By Editorial Staff
While it's not healthy for a child to be underweight at birth and during the first few years of life, being overweight is rarely a good thing, particularly since research suggests it plants the seeds for weight problems. That's why a recent study that links antibiotic use during infancy to excess weight is so compelling.
The study, results of which were published in the International Journal of Obesity, suggests infants who receive antibiotics during the earliest time window (first six months of life) are more likely to have increased body mass index (BMI) from 10-38 months of age compared to infants who receive no antibiotic exposure.
What's interesting about this issue is that antibiotic use remains widespread, even in infants and young children, despite ongoing evidence that a) the most common infant / childhood infection, the common cold, is viral in nature and thus does not require antibiotics, which are intended to treat bacterial infections; and b) many doctors continue to prescribe antibiotics for viral conditions despite their ineffectiveness – apparently to placate the concerned parent.

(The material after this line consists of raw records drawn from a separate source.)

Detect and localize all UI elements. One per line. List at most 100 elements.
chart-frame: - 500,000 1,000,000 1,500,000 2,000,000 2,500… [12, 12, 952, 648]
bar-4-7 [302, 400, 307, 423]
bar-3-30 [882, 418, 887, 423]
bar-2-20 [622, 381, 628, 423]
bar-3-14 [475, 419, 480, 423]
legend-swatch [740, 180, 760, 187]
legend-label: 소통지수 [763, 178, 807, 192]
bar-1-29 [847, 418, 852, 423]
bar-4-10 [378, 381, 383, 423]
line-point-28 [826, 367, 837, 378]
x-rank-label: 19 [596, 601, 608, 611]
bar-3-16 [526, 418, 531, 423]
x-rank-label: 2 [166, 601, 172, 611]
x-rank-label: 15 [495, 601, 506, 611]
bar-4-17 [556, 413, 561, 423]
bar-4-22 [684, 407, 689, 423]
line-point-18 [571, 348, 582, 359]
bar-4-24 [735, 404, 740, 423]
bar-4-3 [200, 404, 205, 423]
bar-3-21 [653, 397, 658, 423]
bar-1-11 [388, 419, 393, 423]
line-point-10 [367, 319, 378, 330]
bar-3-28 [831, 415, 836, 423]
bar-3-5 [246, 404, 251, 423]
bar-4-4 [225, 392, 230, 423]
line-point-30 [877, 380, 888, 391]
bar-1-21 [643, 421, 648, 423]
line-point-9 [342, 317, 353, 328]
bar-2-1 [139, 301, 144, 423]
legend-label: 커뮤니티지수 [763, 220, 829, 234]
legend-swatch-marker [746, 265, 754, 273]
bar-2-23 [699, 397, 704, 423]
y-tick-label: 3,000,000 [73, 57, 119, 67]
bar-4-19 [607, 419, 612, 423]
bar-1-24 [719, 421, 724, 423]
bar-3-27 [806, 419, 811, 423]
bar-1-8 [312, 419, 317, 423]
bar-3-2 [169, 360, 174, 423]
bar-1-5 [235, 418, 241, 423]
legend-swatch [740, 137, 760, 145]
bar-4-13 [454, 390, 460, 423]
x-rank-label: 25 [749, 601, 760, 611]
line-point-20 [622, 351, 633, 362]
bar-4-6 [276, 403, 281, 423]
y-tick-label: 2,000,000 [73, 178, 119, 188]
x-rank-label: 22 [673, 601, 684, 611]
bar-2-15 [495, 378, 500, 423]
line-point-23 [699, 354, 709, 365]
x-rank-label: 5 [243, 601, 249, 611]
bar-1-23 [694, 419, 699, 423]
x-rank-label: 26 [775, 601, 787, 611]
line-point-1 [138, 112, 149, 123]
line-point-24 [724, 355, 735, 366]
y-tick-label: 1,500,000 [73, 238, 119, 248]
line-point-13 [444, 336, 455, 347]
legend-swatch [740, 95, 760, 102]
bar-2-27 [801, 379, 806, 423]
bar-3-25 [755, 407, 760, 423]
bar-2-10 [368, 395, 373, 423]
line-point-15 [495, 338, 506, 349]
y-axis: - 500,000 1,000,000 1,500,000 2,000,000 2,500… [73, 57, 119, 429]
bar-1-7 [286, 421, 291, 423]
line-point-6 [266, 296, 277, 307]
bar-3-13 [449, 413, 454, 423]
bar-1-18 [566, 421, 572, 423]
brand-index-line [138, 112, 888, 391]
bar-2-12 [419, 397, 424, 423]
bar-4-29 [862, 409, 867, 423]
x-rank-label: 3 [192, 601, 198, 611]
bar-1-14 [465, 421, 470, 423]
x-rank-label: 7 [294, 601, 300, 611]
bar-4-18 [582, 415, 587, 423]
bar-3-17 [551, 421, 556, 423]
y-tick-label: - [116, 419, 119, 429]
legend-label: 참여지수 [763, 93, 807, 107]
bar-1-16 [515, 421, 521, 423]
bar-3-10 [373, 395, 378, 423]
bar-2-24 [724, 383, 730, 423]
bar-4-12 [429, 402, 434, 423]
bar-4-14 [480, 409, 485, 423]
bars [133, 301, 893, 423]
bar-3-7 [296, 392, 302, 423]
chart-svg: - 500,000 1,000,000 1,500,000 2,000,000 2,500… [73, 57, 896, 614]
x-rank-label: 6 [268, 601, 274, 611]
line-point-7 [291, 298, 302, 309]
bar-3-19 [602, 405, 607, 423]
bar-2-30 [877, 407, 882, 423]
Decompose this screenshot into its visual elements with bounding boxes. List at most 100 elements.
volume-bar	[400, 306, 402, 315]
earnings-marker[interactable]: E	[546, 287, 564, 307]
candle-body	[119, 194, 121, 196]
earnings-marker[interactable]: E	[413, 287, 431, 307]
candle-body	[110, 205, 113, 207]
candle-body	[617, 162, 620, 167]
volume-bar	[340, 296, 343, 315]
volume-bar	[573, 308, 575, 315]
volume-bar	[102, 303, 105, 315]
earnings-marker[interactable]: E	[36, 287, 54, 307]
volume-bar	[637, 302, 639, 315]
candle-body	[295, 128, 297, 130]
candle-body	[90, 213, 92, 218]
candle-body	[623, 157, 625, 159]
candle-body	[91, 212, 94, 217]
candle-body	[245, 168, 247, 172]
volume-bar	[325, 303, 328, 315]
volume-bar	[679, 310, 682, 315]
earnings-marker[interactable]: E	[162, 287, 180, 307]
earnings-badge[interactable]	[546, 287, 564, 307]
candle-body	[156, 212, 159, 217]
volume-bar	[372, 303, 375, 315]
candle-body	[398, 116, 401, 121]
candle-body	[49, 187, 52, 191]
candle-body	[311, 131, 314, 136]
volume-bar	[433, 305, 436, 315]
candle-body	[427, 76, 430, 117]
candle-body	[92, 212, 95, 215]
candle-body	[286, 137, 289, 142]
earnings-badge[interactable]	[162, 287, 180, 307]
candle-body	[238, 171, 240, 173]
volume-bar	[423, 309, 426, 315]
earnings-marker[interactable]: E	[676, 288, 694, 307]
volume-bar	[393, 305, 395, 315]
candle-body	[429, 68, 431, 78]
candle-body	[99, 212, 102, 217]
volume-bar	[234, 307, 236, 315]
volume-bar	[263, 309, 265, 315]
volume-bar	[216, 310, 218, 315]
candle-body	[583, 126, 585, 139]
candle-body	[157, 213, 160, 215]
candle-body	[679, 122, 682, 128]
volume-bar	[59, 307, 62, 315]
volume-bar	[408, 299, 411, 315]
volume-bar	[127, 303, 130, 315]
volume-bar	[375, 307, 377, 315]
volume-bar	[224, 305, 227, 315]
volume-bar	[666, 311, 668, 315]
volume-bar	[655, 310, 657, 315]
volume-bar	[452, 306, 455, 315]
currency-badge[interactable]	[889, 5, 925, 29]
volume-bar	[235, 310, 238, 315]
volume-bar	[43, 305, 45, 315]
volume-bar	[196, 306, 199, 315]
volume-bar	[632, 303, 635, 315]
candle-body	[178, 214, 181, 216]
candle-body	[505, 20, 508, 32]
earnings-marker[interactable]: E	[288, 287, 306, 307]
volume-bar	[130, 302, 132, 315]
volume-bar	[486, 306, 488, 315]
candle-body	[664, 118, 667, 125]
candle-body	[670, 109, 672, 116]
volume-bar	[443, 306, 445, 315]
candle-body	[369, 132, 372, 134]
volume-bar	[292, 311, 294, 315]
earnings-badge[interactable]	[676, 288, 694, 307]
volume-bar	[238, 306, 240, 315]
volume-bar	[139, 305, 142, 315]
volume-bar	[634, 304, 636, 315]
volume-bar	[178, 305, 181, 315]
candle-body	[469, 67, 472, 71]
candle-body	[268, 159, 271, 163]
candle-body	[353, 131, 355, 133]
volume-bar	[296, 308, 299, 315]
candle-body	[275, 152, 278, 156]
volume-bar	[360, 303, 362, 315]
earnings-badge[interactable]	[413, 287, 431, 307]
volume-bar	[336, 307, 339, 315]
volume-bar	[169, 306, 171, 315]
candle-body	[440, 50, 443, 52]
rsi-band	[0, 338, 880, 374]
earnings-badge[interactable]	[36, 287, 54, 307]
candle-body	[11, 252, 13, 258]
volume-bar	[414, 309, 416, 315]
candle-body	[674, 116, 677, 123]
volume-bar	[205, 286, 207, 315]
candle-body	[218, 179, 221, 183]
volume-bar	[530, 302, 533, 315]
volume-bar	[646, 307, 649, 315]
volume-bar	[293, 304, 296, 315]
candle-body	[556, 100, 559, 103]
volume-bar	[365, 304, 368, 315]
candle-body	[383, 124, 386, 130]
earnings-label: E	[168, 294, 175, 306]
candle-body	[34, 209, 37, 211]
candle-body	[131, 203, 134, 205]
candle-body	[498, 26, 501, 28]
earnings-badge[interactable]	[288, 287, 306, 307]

For example, according to one study, "acute sinusitis is diagnosed in over 3 million visits annually among adults and children in the United States. Of these, more than 80% result in an antibiotic prescription; however, many of these prescriptions may be unnecessary, since sinusitis is most often of viral origin and benefits of antibiotics may be limited."
Weight gain isn't the only negative consequence of early antibiotic use. Another study examined the relationship between when children first took antibiotics and the likelihood they would develop inflammatory bowel disease (IBD). The study found that the earlier a child first took antibiotics, the greater their chance of developing IBD. Children who took two or more courses of antibiotics increased their chances of IBD almost 150% over those who took a single course of antibiotics.
The message is simple: When it comes to antibiotics, don't just take your doctor's word for it, particularly when it involves your child. What seems like a simple prescription may have health consequences that far outweigh (no pun intended) the potential benefits.